SOCRATE


 SOCRATE E LA CULTURA DEL DIALOGO 


1. Il contesto:

Socrate vive in una Atene segnata dalla crisi della democrazia e dal relativismo dei Sofisti. Mentre i Sofisti vendevano il sapere come una tecnica di persuasione, Socrate cercava la verità. 


Questo lo rese sgradito a molti: 

Aristofane, nella sua commedia Le Nuvole, lo dipinse ironicamente come un bizzarro personaggio perso in ricerche inutili nel suo "pensatoio". Ma la realtà era molto più profonda.


2. Il Metodo: Ironia e Maieutica

Il cuore del pensiero socratico non è una lezione frontale, ma il dialogo. Il suo metodo si divide in due fasi:

• L'Ironia (fase negativa): Socrate fingeva di non sapere nulla e, attraverso domande incalzanti, portava l'interlocutore a rendersi conto delle proprie contraddizioni. Distruggeva le false certezze per fare spazio alla ricerca.

• La Maieutica (fase positiva): Come sua madre era una levatrice che aiutava a partorire i corpi, Socrate si definiva "ostetrico di anime". Non insegnava verità preconfezionate, ma aiutava gli altri a "partorire" la verità che già portavano dentro di sé.


Il segreto della saggezza: Per Socrate, l'uomo più sapiente è colui che "sa di non sapere". Solo chi riconosce la propria ignoranza è spinto a cercare la conoscenza.

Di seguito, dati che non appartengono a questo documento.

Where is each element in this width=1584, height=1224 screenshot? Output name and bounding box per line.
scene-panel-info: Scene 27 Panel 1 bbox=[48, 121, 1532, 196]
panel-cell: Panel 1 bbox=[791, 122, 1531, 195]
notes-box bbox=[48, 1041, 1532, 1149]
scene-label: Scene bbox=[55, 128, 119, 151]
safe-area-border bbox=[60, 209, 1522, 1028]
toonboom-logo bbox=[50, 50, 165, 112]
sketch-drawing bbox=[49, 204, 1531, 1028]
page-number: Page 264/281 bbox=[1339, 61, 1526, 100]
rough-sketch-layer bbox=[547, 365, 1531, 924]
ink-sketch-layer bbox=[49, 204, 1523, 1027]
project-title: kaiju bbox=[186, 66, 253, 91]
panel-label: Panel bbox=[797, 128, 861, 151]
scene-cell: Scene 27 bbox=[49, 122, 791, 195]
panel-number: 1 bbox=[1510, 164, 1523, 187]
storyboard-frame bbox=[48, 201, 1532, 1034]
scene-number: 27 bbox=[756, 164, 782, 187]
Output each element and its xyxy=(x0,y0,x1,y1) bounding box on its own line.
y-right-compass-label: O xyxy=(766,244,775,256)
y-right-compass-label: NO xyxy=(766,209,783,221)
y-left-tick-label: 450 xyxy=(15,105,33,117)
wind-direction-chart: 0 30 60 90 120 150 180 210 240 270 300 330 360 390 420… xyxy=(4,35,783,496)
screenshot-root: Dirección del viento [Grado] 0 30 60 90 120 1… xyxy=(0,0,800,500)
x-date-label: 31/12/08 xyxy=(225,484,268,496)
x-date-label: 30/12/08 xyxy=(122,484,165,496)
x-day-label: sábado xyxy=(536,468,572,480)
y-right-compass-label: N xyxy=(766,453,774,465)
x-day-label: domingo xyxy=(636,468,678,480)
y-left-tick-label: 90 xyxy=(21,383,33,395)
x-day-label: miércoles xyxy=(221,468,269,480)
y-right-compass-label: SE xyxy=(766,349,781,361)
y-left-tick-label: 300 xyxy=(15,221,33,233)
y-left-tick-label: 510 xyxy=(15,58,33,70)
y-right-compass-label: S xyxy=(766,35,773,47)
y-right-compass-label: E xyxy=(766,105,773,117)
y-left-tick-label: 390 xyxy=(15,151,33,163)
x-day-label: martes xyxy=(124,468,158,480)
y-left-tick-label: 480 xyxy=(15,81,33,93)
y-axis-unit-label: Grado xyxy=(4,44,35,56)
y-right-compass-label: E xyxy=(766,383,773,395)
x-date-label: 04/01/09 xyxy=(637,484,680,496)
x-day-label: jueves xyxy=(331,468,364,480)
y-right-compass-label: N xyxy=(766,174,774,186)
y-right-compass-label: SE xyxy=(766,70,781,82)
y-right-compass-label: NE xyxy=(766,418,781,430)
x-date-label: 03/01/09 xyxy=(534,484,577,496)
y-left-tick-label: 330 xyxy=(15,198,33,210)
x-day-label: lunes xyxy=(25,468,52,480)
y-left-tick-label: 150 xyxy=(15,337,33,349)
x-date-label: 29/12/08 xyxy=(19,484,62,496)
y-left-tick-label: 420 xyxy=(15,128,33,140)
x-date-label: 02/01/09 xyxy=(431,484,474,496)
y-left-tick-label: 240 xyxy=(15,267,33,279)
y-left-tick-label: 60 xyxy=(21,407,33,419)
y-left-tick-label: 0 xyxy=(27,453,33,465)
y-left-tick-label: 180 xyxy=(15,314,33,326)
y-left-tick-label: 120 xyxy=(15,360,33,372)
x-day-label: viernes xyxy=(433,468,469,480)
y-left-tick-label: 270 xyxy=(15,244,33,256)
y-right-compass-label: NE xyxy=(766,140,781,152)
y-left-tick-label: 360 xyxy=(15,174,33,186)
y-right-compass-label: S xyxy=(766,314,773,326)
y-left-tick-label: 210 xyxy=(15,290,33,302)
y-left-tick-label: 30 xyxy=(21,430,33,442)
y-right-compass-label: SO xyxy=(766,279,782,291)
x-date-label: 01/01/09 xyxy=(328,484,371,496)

3. La Rivoluzione della Virtù: Sapere è Fare il Bene

Per Socrate, la virtù non è un dono della natura o un titolo nobiliare, ma una scienza. Questo concetto è noto come intellettualismo etico:

• Chi conosce il bene, non può fare a meno di compierlo.

• Il male è sempre frutto di ignoranza. Se commettiamo un'azione sbagliata, è perché abbiamo scambiato un male per un bene.

La virtù diventa quindi un esercizio della ragione, uno stile di vita dedicato alla ricerca costante del meglio.


4. La Cura dell'Anima e il "Demone"

Socrate sposta il focus della filosofia dal cosmo all'uomo. Il suo motto, ereditato dal tempio di Apollo a Delfi, è "Conosci te stesso".


Egli credeva fermamente nella cura dell'anima (psiché), intesa come la parte razionale e morale dell'uomo. In questo percorso, era guidato da un "dàimon" (un demone o voce interiore), una sorta di coscienza divina che non gli diceva cosa fare, ma lo ammoniva sempre quando stava per compiere qualcosa di sbagliato.


5. Il Processo e la Morte: Una Coerenza Estrema

Nel 399 a.C., Socrate fu accusato di empietà e di corrompere i giovani. Nonostante potesse fuggire o chiedere una pena alternativa, scelse di accettare la condanna a morte. 


Per Socrate, le leggi della città erano sacre. Disobbedire sarebbe stato come distruggere l'ordine civile che aveva dato senso alla sua vita. Morì bevendo la cicuta, circondato dai suoi amici, dando prova di una coerenza spirituale che lo ha reso un martire del pensiero libero.